Ini Jenis Game yang Paling Diminati Gen-Z Menurut Riset
KOMPAS.com – Peneliti pasar game, video, audio, dan musik, MiDiA Research merilis studinya terkait genre game yang digemari pemain berusia 16 hingga 55 tahun ke atas.
Laporan ini menyurvei 9.000 gamer dari beberapa negara termasuk Amerika Serikat, Inggris Raya, Jerman, dan Korea Selatan. Riset ini mempelajari preferensi gamer pada kuartal kedua 2023 (sekitar April hingga Juni 2023).
Studi MiDia Research menemukan bahwa anak muda berusia 16 hingga 24 tahun (Gen Z), lebih menyukai game online Player vs Player (PvP) ketimbang game singleplayer.
Sebanyak 68 persen gamer tersebut ingin bermain game online atau couch co-op, sedangkan hanya sebanyak 30 persen di antaranya ingin bermain game singleplayer.
Sebagai informasi, game online PvP adalah game kompetitif yang mempertemukan sejumlah gamer sungguhan (bukan bot), misalnya Fortnite, Valorant, Call of Duty, dan Counter-Strike 2.
Baca juga: Jumlah Pekerja Indonesia yang Pakai AI Meroket, Mayoritas Gen Z
Sementara itu, game singleplayer adalah game yang dimainkan sendiri seperti Black Myth: Wukong, Elden Ring, dan The Legend of Zelda: Tears of the Kingdom. Game seperti ini lebih menekankan aspek mekanisme permainan (gameplay) atau alur cerita yang dalam.
Lalu, game couch co-op adalah game kooperatif yang bisa dimainkan secara offline dalam satu layar televisi atau monitor, contohnya game Halo dan A Way Out.

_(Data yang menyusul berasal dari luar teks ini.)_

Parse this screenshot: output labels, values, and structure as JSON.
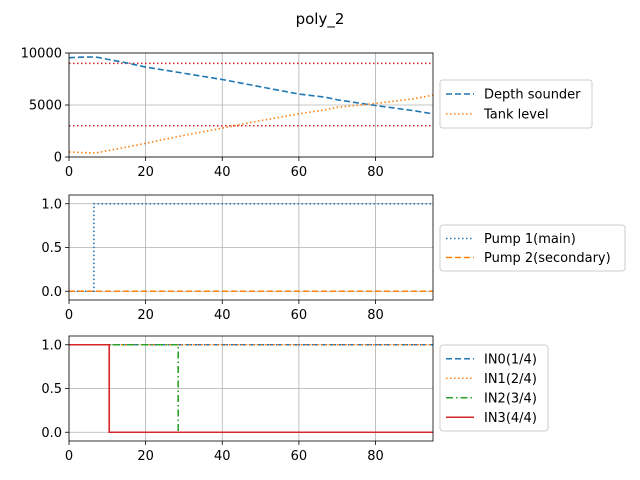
{
  "figure": {
    "title": "poly_2"
  },
  "chart_data": [
    {
      "type": "line",
      "xlim": [
        0,
        95
      ],
      "ylim": [
        0,
        10000
      ],
      "xticks": [
        0,
        20,
        40,
        60,
        80
      ],
      "yticks": [
        0,
        5000,
        10000
      ],
      "grid": true,
      "legend_position": "right",
      "hlines": [
        {
          "y": 9000,
          "color": "#d62728",
          "style": "dotted"
        },
        {
          "y": 3000,
          "color": "#d62728",
          "style": "dotted"
        }
      ],
      "series": [
        {
          "name": "Depth sounder",
          "color": "#1f77b4",
          "style": "dashed",
          "points": [
            [
              0,
              9550
            ],
            [
              3,
              9600
            ],
            [
              7,
              9620
            ],
            [
              10,
              9400
            ],
            [
              15,
              9050
            ],
            [
              20,
              8650
            ],
            [
              30,
              8050
            ],
            [
              40,
              7450
            ],
            [
              50,
              6750
            ],
            [
              60,
              6050
            ],
            [
              67,
              5750
            ],
            [
              70,
              5500
            ],
            [
              80,
              4950
            ],
            [
              90,
              4450
            ],
            [
              95,
              4150
            ]
          ]
        },
        {
          "name": "Tank level",
          "color": "#ff7f0e",
          "style": "dotted",
          "points": [
            [
              0,
              480
            ],
            [
              4,
              420
            ],
            [
              7,
              390
            ],
            [
              10,
              600
            ],
            [
              15,
              950
            ],
            [
              20,
              1320
            ],
            [
              30,
              2080
            ],
            [
              40,
              2780
            ],
            [
              50,
              3500
            ],
            [
              60,
              4150
            ],
            [
              67,
              4550
            ],
            [
              70,
              4780
            ],
            [
              80,
              5150
            ],
            [
              90,
              5600
            ],
            [
              95,
              5950
            ]
          ]
        }
      ]
    },
    {
      "type": "line",
      "xlim": [
        0,
        95
      ],
      "ylim": [
        -0.1,
        1.1
      ],
      "xticks": [
        0,
        20,
        40,
        60,
        80
      ],
      "yticks": [
        "0.0",
        "0.5",
        "1.0"
      ],
      "grid": true,
      "legend_position": "right",
      "series": [
        {
          "name": "Pump 1(main)",
          "color": "#1f77b4",
          "style": "dotted",
          "points": [
            [
              0,
              0
            ],
            [
              6.5,
              0
            ],
            [
              6.5,
              1
            ],
            [
              95,
              1
            ]
          ]
        },
        {
          "name": "Pump 2(secondary)",
          "color": "#ff7f0e",
          "style": "dashed",
          "points": [
            [
              0,
              0
            ],
            [
              95,
              0
            ]
          ]
        }
      ]
    },
    {
      "type": "line",
      "xlim": [
        0,
        95
      ],
      "ylim": [
        -0.1,
        1.1
      ],
      "xticks": [
        0,
        20,
        40,
        60,
        80
      ],
      "yticks": [
        "0.0",
        "0.5",
        "1.0"
      ],
      "grid": true,
      "legend_position": "right",
      "series": [
        {
          "name": "IN0(1/4)",
          "color": "#1f77b4",
          "style": "dashed",
          "points": [
            [
              0,
              1
            ],
            [
              95,
              1
            ]
          ]
        },
        {
          "name": "IN1(2/4)",
          "color": "#ff7f0e",
          "style": "dotted",
          "points": [
            [
              0,
              1
            ],
            [
              95,
              1
            ]
          ]
        },
        {
          "name": "IN2(3/4)",
          "color": "#2ca02c",
          "style": "dashdot",
          "points": [
            [
              0,
              1
            ],
            [
              28.5,
              1
            ],
            [
              28.5,
              0
            ],
            [
              95,
              0
            ]
          ]
        },
        {
          "name": "IN3(4/4)",
          "color": "#d62728",
          "style": "solid",
          "points": [
            [
              0,
              1
            ],
            [
              10.5,
              1
            ],
            [
              10.5,
              0
            ],
            [
              95,
              0
            ]
          ]
        }
      ]
    }
  ]
}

Kembali membahas survei, peneliti MiDia Research mengatakan ada sejumlah faktor di balik kepopuleran game PvP di kalangan anak muda.
Gamer muda mungkin lebih tertarik dengan keterlibatan sosial dan sensasi kompetisi dari permainan PvP, yang dapat mereka alami bersama teman-teman. Oleh sebab itu, gamer tersebut akan sulit didorong untuk berpindah ke permainan singleplayer.
Beda preferensi
Berbeda dari gamer muda, gamer dengan usia yang lebih tua justru lebih menyukai game singleplayer.
Tercatat bahwa sebanyak 74 persen dari gamer yang berusia 55 tahun ke atas, lebih memilih untuk bermain game singleplayer tanpa komponen atau mekanisme online.
Hanya sebanyak 22 persen gamer di antaranya yang gemar bermain game PvP, sedangkan 33 persen responden berusia 55 tahun ke atas menyukai game couch co-op.
Permainan singleplayer tidak hanya populer untuk gamer berusia 55 tahun ke atas saja. Berdasarkan survei, gamer berusia 25 tahun hingga 54 tahun juga lebih memilih game singleplayer ketimbang game multiplayer.
Lebih rinci, sebanyak 41 persen gamer berusia 25 tahun hingga 34 tahun lebih memilih game singleplayer (game multiplayer 40 persen), diikuti 49 persen gamer berusia 35 tahun hingga 44 tahun (game multiplayer 35 persen), dan 65 persen pemain berusia 45 hingga 54 tahun (game multiplayer 30 persen).
Baca juga: Mengapa Googling Ditinggalkan Gen Z?
Kepopuleran game couch co-op tampak menurun dari kalangan berusia 35 tahun, padahal gamer dengan usia itu kemungkinan rutin bermain game couch co-op pada masa kecilnya.
Secara keseluruhan, sebanyak 53 persen responden survei lebih memilih game singleplayer, sehingga game multiplayer PvP hanya lebih populer di kalangan Gen Z saja. Gamer dengan usia lebih tua tampaknya lebih menyukai penceritaan naratif singleplayer.
MiDia Research menjelaskan bahwa meskipun ada banyak game online yang sukses, seperti Fortnite, League of Legends, dan Roblox, pasar game PvP ini makin jenuh, sehingga menyisakan banyak ruang untuk game singleplayer.
Untuk mempertahankan kepopuleran game singleplayer, analis MiDia Research menyarankan pengembang (developer) dan penerbit (publisher) game, untuk memilih tanggal perilisan yang cerdas, sebagaimana dikutip KompasTekno dari TechSpot, Senin (7/10/2024).
Sebagai contoh, developer dan publisher dapat merilis game terbarunya ketika tidak ada game online yang dirilis pada saat itu.
Hal ini memungkinkan game singleplayer tersebut bersinar, terutama saat pemain mulai jenuh dengan game PvP dan berusaha mencari perubahan tempo.